É absolutamente fundamental nesta crise que se ataque as offshores»
João Cravinho diz que esta prática permite toda a espécie de malfeitorias

O presidente do Banco Europeu para a Reconstrução e Desenvolvimento, João Cravinho, defendeu que a regulação do sistema financeiro mundial terá de incluir um «ataque» ao «problema dos offshores», baseados, no seu entender, numa «prática de malfeitores», refere a Lusa.

Durante um debate promovido quinta-feira à noite pelo clube de reflexão político A Linha, no Centro Cultural de Cascais, Cravinho afirmou que o recurso a «offshores» tem sido o elemento fundamental da crise financeira, em todos os seus aspectos, e de todos os «escândalos» dos últimos anos.

«Temos o caso BCP, o caso BPN, em todos esses casos percebemos que os offshores estão no centro.
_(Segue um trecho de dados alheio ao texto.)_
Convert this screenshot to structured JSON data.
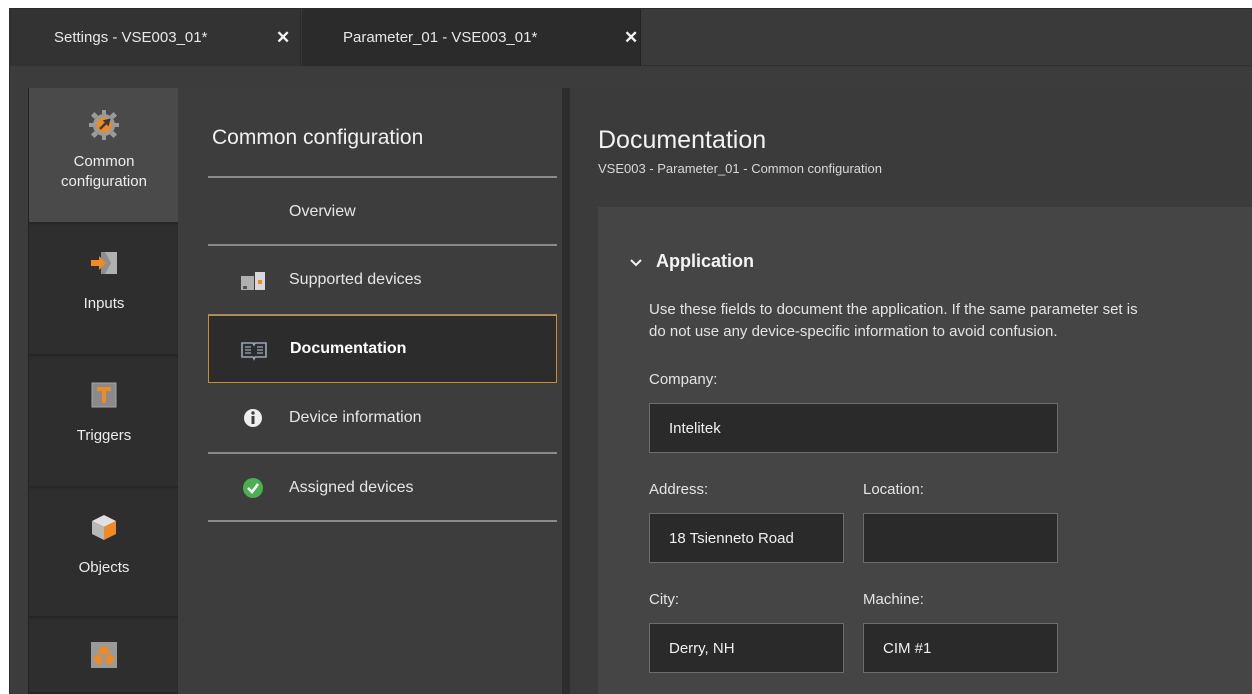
{
  "tabs": [
    {
      "label": "Settings - VSE003_01*",
      "close": "✕"
    },
    {
      "label": "Parameter_01 - VSE003_01*",
      "close": "✕"
    }
  ],
  "rail": {
    "items": [
      {
        "label_line1": "Common",
        "label_line2": "configuration",
        "icon": "gear-wrench-icon"
      },
      {
        "label": "Inputs",
        "icon": "input-arrow-icon"
      },
      {
        "label": "Triggers",
        "icon": "trigger-t-icon"
      },
      {
        "label": "Objects",
        "icon": "cube-icon"
      },
      {
        "label": "",
        "icon": "network-icon"
      }
    ]
  },
  "nav": {
    "title": "Common configuration",
    "items": [
      {
        "label": "Overview"
      },
      {
        "label": "Supported devices",
        "icon": "devices-icon"
      },
      {
        "label": "Documentation",
        "icon": "book-icon"
      },
      {
        "label": "Device information",
        "icon": "info-icon"
      },
      {
        "label": "Assigned devices",
        "icon": "check-circle-icon"
      }
    ]
  },
  "content": {
    "title": "Documentation",
    "subtitle": "VSE003 - Parameter_01 - Common configuration",
    "section": {
      "title": "Application",
      "description_line1": "Use these fields to document the application. If the same parameter set is",
      "description_line2": "do not use any device-specific information to avoid confusion."
    },
    "fields": {
      "company": {
        "label": "Company:",
        "value": "Intelitek"
      },
      "address": {
        "label": "Address:",
        "value": "18 Tsienneto Road"
      },
      "location": {
        "label": "Location:",
        "value": ""
      },
      "city": {
        "label": "City:",
        "value": "Derry, NH"
      },
      "machine": {
        "label": "Machine:",
        "value": "CIM #1"
      }
    }
  },
  "colors": {
    "accent": "#d4892a",
    "icon_orange": "#f08a24",
    "check_green": "#4caf50"
  }
}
É absolutamente fundamental nesta crise que se ataque o problema dos offshores, porque a sua razão de existir é o segredo que permite toda a espécie de malfeitorias. Não há outra razão», afirmou João Cravinho.

Segundo o presidente do Banco Europeu para a Reconstrução e Desenvolvimento o incumprimento deste desafio tornará todas as outras medidas reguladoras «coxas».

Para o antigo ministro, o executivo de José Sócrates tem capacidade de intervir sobre a matéria, não só devido à cooperação internacional, mas também por existir em Portugal, nomeadamente na ilha da Madeira, um «centro financeiro com vigência aprazada».

«O Governo português terá aqui uma palavra a dizer, não só sobre a Madeira, mas sobretudo sobre o regime internacional. O próprio Governo tem material extremamente importante - em breve através do caso Furacão, do caso BPN - demonstrativo da bondade dos offshores», ironizou.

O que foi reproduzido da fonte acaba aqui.